This drought is the worst

Dec 5, 2014

Bad news: California’s current drought is the worst in 1200 years according to a new study published Thursday in the journal of the American Geophysical Union. 

Worse news: This could be the ‘new normal.’   From Paul Rogers at the San Jose Mercury News:

 

“Analyzing tree rings that date back to 800 A.D. -- a time when Vikings were marauding Europe and the Chinese were inventing gunpowder -- there is no three-year period when California's rainfall has been as low and its temperatures as hot as they have been from 2012 to 2014, the researchers found.

 

"’We were really surprised.

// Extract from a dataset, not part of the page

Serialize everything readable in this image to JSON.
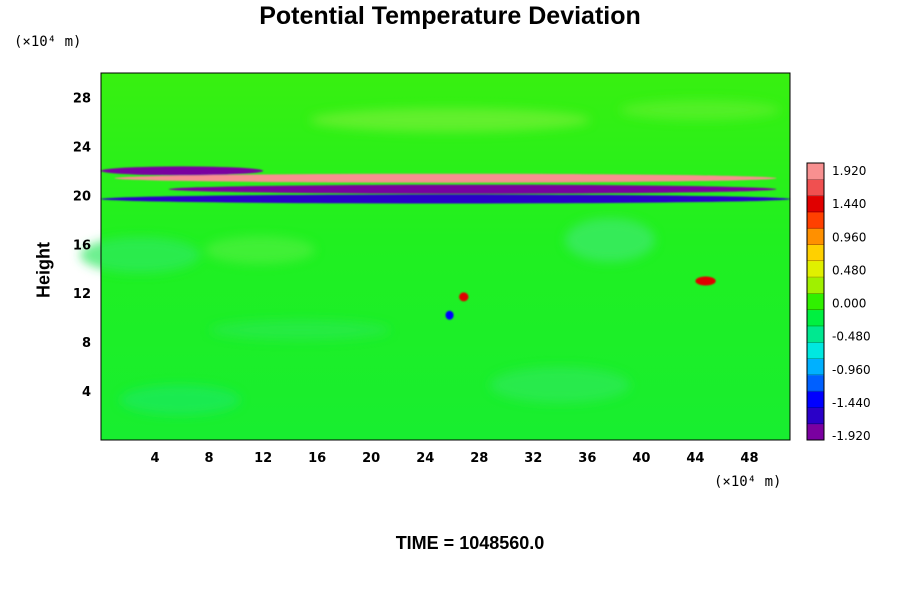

We didn't expect this,’ said one of the study's authors, Daniel Griffin, an assistant professor in the University of Minnesota's department of geography, environment and society.

 

Speaker Toni Atkins named Assembly committee chairs earlier in the week. … looking for the complete list?  Check out Samantha Gallegos’ story at Capitol Weekly.

 

Ronald Chapman, head of the Department of Public Health has announced that he will step down.  Chapman leaves a troubled agency, plagued with high profile problems including the failure to investigate more than 11,000 nursing home complaints.  Jon Ortiz has the story at the Sacramento Bee.

 

“As recently reported by The Sacramento Bee, Chapman will leave a department facing serious challenges. It has failed to collect current, accurate ownership information on nursing homes as required by state law, for example. In some instances, the state’s database contains outright omissions of ownership information.”

 

Chapman’s successor has not been named.

 

Scott Lewis of Voice of San Diego continues to slog through the scandal that engulfed Carl DeMaio’s congressional bid.  Part IV of the novel-length story was published yesterday – the story may be longer than Beowulf, but it reads like a suspense novel.

 

“On the Saturday night three days before the November election, KPBS reporter Claire Trageser was at dinner with her fiancé when she got a call from Justin Harper, a former staffer for then-congressional candidate Carl DeMaio.

 

“Harper had already detailed for her an encounter he had with DeMaio. He had described how, on July 10, as he finished up at a urinal down the hall from the campaign’s second-floor headquarters, DeMaio hovered behind him and exposed himself, grabbing his genitals. Harper quit the campaign two days later. He left on good terms, with a recommendation from DeMaio.

 

“Harper would not let Trageser use his name, though, in that earlier interview. And so, she would not run the story.

 

“That Saturday night, he told her he was ready to go public…”

 

And, it’s Friday, the day we decide who has been Singin’ the Golden State Blues this week.  Although we’re pretty sure Henry Perea is unhappy to have been replaced as chairman of the powerful Assembly Insurance Committee, at least he still has a job.  Eddie Wright, who has run the capitol’s shoeshine stand since 1992, can’t say the same.

 

Wright was among those who lost their jobs in Senate pro tem De Leon’s clearcutting of Senate staff.  Though he made only $13,000 per year for the part time position, Wright counted on the job for healthcare and other benefits.

 

Laurel Rosenhall has a great piece in the Bee covering Wright’s plight, although she missed this fascinating nugget, found in John Howard’s story at Capitol Weekly:

 

“At least one of Wright’s visits to the Capitol was dramatic: In 1967, Wright and his friends – including Black Panther Party members Bobby Seale and Eldridge Cleaver – went to the Capitol as part of a planned protest. As Wright toured Capitol Park, Seale and Cleaver toted loaded shotguns onto the Assembly floor to protest a new firearms law.”